Rangkuman Hasil Pleno
Berikut adalah poin-poin inti dari hasil pembahasan pleno:
A. Isu Pendidikan & Yayasan Sanpukat
- Tantangan Utama: Adanya desakan masyarakat untuk menegerikan sekolah Katolik karena kurangnya perhatian yayasan terhadap fasilitas dan kesejahteraan guru.
- Tanggung Jawab: Sanpukat adalah tanggung jawab seluruh keuskupan.

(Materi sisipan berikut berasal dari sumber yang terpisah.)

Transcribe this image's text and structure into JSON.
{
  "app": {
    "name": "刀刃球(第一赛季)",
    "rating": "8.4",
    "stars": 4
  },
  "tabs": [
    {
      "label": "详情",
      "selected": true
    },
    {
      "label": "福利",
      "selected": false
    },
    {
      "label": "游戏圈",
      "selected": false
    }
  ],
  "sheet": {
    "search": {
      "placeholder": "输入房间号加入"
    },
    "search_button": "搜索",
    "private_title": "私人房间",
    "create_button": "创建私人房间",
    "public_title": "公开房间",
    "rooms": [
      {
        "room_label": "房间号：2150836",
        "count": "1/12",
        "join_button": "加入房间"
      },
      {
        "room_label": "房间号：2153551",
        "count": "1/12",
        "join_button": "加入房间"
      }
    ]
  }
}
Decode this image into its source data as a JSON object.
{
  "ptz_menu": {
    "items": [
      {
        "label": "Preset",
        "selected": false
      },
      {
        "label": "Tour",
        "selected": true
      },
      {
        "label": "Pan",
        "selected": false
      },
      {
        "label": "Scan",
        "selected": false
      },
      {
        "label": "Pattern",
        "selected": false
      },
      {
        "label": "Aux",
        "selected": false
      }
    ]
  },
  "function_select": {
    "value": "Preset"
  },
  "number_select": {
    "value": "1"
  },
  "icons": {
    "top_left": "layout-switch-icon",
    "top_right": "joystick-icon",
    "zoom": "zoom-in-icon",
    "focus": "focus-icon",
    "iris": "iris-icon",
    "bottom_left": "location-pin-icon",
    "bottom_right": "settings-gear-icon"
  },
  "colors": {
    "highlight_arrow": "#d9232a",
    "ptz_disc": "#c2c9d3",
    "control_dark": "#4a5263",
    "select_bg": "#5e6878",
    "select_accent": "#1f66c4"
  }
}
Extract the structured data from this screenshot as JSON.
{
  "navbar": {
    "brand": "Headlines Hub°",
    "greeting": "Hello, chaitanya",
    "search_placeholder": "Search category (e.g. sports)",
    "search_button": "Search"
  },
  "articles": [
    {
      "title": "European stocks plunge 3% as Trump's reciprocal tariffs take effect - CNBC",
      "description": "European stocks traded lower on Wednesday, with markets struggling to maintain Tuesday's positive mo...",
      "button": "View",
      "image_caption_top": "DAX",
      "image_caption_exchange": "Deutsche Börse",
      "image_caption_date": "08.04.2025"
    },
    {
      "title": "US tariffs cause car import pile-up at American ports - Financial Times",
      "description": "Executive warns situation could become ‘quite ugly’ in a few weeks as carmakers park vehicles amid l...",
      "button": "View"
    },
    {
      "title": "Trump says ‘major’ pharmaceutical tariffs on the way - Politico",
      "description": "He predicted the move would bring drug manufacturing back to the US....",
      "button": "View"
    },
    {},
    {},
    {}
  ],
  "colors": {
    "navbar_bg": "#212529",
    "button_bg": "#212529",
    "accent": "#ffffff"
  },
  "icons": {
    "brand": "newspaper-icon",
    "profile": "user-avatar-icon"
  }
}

Pastor Paroki harus berperan aktif (diusulkan sebagai Wakil Ketua Sanpukat di paroki) dan Ketua Yayasan wajib meningkatkan koordinasi lapangan.
- Solusi: Perbaikan manajemen oleh pengurus baru, transparansi masalah internal, dan peningkatan partisipasi sekolah dalam dana solidaritas.
B. Strategi Pastoral & Keuangan (Renstra)
- Arah Pastoral: Mengacu pada Amanat Sinode II dan Renstra Pastoral KUM dengan alur koordinasi PUSPAS -> Tim Puspas -> Pastor Paroki -> DPP -> Umat.
- Peran Klerus: Pastor paroki harus memiliki softskill manajerial untuk menjembatani program pusat dengan kebutuhan umat. Kebijakan strategis juga mencakup upaya memperlembut klerikalisme.
- Fokus Pemberdayaan (KBG): KBG menjadi wadah utama (lokus) penyampaian persoalan dan pelaksanaan program, dengan target pembenahan dan pendidikan modul pada tahun 2026.
- Manajemen Keuangan:
- Memisahkan dana operasional (administratif) dengan dana solidaritas (karitatif/donasi).
- Perbaikan anggaran secara bertahap.
- Kesejahteraan karyawan harus sesuai UMR dan tunjangan pemerintah.
C. Pemberdayaan Ekonomi Umat
- Konsep “Rumah Sakit Lapangan”: Gereja harus mampu mendiagnosa (melihat masalah), mencegah, dan menyembuhkan penyakit sosial-ekonomi umat.
- Implementasi: Pemberian beasiswa untuk mencegah putus sekolah, pemberdayaan kelompok ekonomi masyarakat melalui penyuluhan dan pendanaan, serta perluasan jejaring fasilitas.